La pièce jouée ce soir-là est la dernière création de Coméd’ile, après Treize à table, J’y suis j’y reste, Pique-nique en ville, Le Noir te va si bien. Cinq pièces en dix ans, voilà déjà une indication sur travail de la troupe, qui se donne donc quinze mois de répétition avant de se produire. Le délai de gestation ne s’explique pas seulement par le fait qu’il s’agisse d’une troupe exclusivement composée d’amateurs, engagés professionnellement dans d’autres activités parfois fort éloignées de la scène. Il témoigne d’un sérieux, d’un investissement réel, d’un désir de faire honneur au public dans le cadre d’un bénévolat généreux et engagé. Guillemette Gallet de Saint Aurin, la metteure en scène et cheffe de troupe le déclare tout net: «La recette entière va au Foyer de l’Espérance, nous ne nous occupons même pas de la billetterie. Nous sommes totalement bénévoles. Cette partie aide-à-l-autre est très importante dans notre compagnie. Nous nous retrouvons dans l’idée d’aider notre prochain. C’est cet objectif qui nous lie tous et anime le groupe.»
Le Foyer de l’Espérance accueille 200 jeunes de 6 à 20 ans, qui connaissent de graves difficultés sur le plan familial, scolaire et social. Et c’est là que Coméd’ïle répète et se produit au milieu d’enfants et d’adolescents trop souvent en détresse. Et on aura beau dire sur la dimension totalement unicolore de la troupe, et du public lors de la dernière représentation de la pièce, en matière de générosité que chacun balaie devant sa porte et les rues seront nettes.
C’était donc la treizième représentation «L’emprunt russe» de Dominique Ghesquière et Pascal Chivet qui s’est jouée comme à l’accoutumée à guichet fermé. Dominique Ghesquière est un spécialiste de l’Opéra comique, passionné par la musique du XIXè siècle et plus particulièrement par Offenbach, animé du souci de démocratiser cet art qui connaît son âge d’or à la même époque et à propos duquel il veut «prouver que l’opéra comique, on peut en parler en jean, pas besoin de nœud pap’! Il faut le démystifier, le démocratiser. »
Ce XIXè était un siècle agité, sans télévision, ni cinéma, et le public penchait vers la comédie, ses sous-types (vaudeville, farce, pochade, revues) et leurs hybrides plus à la mode en raison de leur caractère gai et fantaisiste.
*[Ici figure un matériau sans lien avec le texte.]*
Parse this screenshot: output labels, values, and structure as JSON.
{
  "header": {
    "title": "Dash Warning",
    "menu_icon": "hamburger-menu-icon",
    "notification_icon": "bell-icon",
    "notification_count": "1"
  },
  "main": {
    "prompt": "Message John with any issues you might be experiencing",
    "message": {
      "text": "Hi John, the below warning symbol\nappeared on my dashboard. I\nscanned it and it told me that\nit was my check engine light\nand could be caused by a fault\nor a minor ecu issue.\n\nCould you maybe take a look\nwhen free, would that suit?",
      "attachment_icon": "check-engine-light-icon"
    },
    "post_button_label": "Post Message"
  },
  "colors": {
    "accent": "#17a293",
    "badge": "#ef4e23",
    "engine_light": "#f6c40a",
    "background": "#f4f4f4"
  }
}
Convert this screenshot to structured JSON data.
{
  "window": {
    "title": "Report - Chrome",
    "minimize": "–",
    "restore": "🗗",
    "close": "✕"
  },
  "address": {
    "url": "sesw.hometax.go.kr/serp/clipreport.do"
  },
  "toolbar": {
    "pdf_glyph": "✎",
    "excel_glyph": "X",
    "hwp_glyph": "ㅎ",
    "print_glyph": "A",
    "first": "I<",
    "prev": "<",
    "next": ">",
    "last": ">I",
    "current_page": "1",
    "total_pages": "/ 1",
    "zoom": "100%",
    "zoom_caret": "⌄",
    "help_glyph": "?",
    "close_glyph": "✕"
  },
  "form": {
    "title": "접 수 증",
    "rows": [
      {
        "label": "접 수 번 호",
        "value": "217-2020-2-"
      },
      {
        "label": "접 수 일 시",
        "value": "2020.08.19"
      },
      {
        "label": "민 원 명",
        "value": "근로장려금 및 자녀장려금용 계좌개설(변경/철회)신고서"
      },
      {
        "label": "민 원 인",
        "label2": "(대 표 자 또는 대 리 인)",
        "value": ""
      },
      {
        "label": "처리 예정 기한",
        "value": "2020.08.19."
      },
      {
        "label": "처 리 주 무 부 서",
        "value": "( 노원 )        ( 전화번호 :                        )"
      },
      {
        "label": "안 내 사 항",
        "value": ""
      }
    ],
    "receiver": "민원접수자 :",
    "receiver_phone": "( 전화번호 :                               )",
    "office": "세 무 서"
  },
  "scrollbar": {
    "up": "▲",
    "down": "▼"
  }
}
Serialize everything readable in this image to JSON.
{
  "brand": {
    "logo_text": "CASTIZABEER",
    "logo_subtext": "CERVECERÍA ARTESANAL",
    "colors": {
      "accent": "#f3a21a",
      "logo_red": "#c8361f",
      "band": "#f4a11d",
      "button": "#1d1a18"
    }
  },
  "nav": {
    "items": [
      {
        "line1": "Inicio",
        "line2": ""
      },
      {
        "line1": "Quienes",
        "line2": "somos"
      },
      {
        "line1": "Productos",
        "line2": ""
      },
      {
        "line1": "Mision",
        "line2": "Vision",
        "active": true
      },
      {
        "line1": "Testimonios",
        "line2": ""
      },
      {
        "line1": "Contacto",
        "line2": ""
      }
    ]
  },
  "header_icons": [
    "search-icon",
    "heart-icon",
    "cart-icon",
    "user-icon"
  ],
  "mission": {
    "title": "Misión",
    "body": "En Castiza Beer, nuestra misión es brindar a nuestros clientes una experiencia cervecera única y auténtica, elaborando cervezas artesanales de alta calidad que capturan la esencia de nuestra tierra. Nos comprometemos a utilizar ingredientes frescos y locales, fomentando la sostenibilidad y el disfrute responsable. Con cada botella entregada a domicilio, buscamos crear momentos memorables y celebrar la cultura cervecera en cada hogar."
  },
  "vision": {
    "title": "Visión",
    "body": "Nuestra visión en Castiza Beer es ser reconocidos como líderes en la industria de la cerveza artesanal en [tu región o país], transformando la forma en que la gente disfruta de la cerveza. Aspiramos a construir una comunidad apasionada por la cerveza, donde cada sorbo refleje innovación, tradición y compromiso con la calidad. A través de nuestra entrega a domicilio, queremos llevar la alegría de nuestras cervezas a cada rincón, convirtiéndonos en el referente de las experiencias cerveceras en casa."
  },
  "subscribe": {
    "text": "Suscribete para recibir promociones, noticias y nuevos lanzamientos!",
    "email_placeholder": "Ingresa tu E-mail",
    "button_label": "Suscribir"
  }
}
Eugène Labiche qui signera 176 pièces, est un des éminents représentants de ce courant.
La pièce, qui est un hommage à l’auteur de vaudevilles et à ses pochades passionnelles et domestiques est co-écrite à la fin du XXè siècle avec Pascale Chivet, comédien et metteur en scène. L’action se situe à Paris en janvier 1910, en pleine crue centennale de la Seine, à un moment où de sérieux doutes émergent quant à la solidité de l’emprunt lancé par l’empire russe entre 1888 et 1916 pour financer l’économie du pays. Un couple, bien sous toutes les coutures, du moins en apparence, va tenter de refourguer les titres douteux à deux provinciaux bordelais, mari et femme, en visite dans la capitale. Intrigue, quiproquo, aparté, sous-entendus, grivoiseries, couplets sont de mises comme l’exige le vaudevillisme. Il y a là le bourgeois, le parvenu, le tartuffe ensoutané, la grenouille de bénitier, l’ex-maquerelle reconvertie et ses anciens clients, la progéniture à jamais infantile et tout ce petit monde d’y aller de sa blague, de son calembour, de son jeu de mot dans une profusion qui tire source par instant de l’almanach Vermot. Peu importe. J’ai ri. De bon cœur. Et si l’issue se devine rapidement, si le coup de théâtre final est un pétard un peu mouillé j’ai eu du plaisir à découvrir —tardivement, je sais— le sympathique travail de Coméd’ïle qui se hausse à la hauteur et surpasse même certaines prestations, se revendiquant du professionnalisme, exhibées sur nos scènes et qui relèvent de la médiocrité. Bien des critiques de Madinin’Art en témoignent.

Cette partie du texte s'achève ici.